Julio Villani cuts across geographical borders, wraps himself in a new language, French – and each language, let us remember, is a particular way of being in the world – with the same interest with which he ventures into his memories, and sails through time, systematically revisiting experiences of his childhood in São Paulo. Overlapping the borders of various forms of expression does not bother this artist who, early on, in the 80s, settled in Paris – perhaps to approach the tutelary gods having elected their pantheon in some of the most circumspect museums of the West; he dares to mix art-historical references with a dizzying work on the body of the languages ​​he uses daily, but also with the clear linen that in times past we used to lay out to dry over the green grass, blown by the wind like prosaic flags on a clothes line.

Consistent with its own nature, this ensemble of sheets should always be exposed to the open air against the blue sky, bulging and rippling to the variable rhythm of the wind like simple unfolded cloths. But as we get nearer, observing them closely, we notice the care with which they were made, the fine anonymous work of the seamstresses with whom the artist works. All pieces present the same invisible aura of delicacy, vestige of meticulous workmanship carried out by fingertips that plant needles and perforate the fabric to obtain, through blue, black or red lines, the letters, numbers and drawings planned by the artist.

And what do these drawings tell, what are the contents embroidered on these soft and sensual planes? They are texts and words made up of letters of various sizes, texts and words combined with schematic drawings of the human body, texts and words subjected to mapping patterns. They might seem incoherent at first glance, but examining them carefully, every sheet proves to be a mosaic of theoretic emotional and geographic references: a cartography of multiple lines, as a body that would show on its skin its joys, anxieties, desires, rambling through different countries and eras, accumulating experiences and re-orienting its way at every new step. Each sheet uncovers a fold of the artist, bears the marks of his body imprinted onto it.

But is it not always so? Finally, what are bed sheets, what are they for? The fabric with which we cover ourselves at night to reflect on the past day, rethink future paths, invade the territory of dreams. It is interesting to note that, regularly, usually once a week, we wash the sheets and then deploy them on drying racks. To rid them of all the weight gained over the nights spent near us? This will not be with these sheets by Julio Villani. They will carry forever his indelible marks, as notes on a journal transformed into scars.

TO BIND THE SCATTERED POINTS OF THE THINGS WHICH ARE IN THE WORLD | Agnaldo Farias

Poetic writing is a constant in the work of Julio Villani, who practices it as a strategy to signify the playfulness of language, that is, of thought and expression. He is interested in the flow of words and the way in which each one can be dismantled and reorganized by the syllables, producing palindromes, deviations of meaning, word games, alliterations; rustlings of meaning that are basically impulses of freedom of a language that does not cease to emit new meanings, that refuses to fall asleep in the dry leaves of a dictionary like a wild animal falsely domesticated by the use of force.

In fact, the artist captivated by signs in general, from the most abstract to those with a representational charge.
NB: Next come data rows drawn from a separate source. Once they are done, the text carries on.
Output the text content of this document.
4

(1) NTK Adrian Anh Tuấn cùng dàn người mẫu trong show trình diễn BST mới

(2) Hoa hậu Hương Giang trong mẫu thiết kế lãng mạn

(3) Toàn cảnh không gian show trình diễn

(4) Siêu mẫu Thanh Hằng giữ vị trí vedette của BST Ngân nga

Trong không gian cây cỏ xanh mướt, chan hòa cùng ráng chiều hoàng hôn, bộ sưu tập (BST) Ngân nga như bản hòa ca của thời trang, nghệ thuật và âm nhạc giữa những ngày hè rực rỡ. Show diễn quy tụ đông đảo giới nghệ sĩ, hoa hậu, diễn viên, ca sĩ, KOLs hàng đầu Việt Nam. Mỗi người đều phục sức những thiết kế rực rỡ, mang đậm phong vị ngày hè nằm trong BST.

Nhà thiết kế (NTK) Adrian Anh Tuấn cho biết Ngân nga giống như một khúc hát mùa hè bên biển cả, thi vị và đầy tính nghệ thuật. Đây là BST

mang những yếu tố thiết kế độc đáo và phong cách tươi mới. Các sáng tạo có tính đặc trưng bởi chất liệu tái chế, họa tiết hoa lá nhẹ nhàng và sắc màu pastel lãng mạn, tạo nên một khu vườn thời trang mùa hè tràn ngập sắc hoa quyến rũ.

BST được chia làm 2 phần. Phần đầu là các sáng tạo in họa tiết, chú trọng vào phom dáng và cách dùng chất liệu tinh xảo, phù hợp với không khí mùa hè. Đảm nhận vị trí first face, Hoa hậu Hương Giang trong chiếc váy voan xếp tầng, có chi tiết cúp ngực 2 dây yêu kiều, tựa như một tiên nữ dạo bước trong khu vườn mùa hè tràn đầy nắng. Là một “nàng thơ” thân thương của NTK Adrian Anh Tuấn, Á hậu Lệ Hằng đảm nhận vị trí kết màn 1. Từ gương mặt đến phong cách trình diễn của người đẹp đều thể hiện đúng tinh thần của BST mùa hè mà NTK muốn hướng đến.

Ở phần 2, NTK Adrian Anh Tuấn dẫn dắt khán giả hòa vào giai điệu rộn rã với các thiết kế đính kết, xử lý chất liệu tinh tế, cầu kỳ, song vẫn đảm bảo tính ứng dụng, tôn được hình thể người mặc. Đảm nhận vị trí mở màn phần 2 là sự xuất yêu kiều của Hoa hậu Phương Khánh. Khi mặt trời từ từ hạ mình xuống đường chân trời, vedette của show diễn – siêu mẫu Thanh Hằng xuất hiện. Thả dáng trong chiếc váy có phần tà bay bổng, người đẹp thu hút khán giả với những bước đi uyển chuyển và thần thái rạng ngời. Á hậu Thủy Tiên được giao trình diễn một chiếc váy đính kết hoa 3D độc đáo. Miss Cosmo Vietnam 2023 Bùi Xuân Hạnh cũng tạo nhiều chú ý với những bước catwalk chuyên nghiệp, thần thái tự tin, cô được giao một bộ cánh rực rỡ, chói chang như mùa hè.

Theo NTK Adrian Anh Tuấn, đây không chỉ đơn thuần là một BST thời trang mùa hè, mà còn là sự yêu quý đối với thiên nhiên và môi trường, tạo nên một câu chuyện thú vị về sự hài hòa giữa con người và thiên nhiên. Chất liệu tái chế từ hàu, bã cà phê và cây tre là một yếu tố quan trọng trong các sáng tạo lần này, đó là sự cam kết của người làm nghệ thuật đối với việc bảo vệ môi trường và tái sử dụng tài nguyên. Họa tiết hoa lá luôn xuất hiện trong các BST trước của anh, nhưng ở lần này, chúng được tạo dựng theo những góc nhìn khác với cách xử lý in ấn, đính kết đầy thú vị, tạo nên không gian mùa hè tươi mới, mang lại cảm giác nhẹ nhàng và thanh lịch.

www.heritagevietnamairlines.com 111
In his works, letters join numbers, lines, text patches from any newspaper, tools used by the artist to his the task. In principle, everything can be used, there is no impurity or foreign element. The artist works with diversity, as if he were permanently inhabited by a childish impulse of curiosity that leads him to unite what is separate, to collect, to catalog.

The artist travels around the world bringing in him the yardstick with which he measures everything he sees, transiting from here to there with the same joyful voracity of the parrot who feeds himself at the same time as he destroys the images that fall under his claws; pursues his idle quest, some would say, notwithstanding necessary, according to others, of the constant aspects of an apparently inconstant world, a world of mismatched, antipodal gears, but which, strangely, works.

Julio Villani is an artist who plays with forms and their meanings. His work consists in exploring the ductility of the sign while bringing it closer to another. Thus his body is simultaneously sheet, map, text, malleable material that flutter in the wind. The same white line is the laboratory where versions of everything that exists – animals and human beings – are created.

His activity can be described as a game of bilboquet. Those who have played it, know it : the hand that grasps the handle is the same one that pushes the wooden ball upwards, so that when it falls back down it fits through the hole. Handle and sphere are distinct things. Putting them together requires skill and a lot of attention in order not to hurt one’s hand with the falling sphere. But when the fitting takes place, the result is surprising: the piece, previously composed of two parts, is now one.

The same is true for the poetic work: an action that consists in joining the scattered points of the things that are in the world.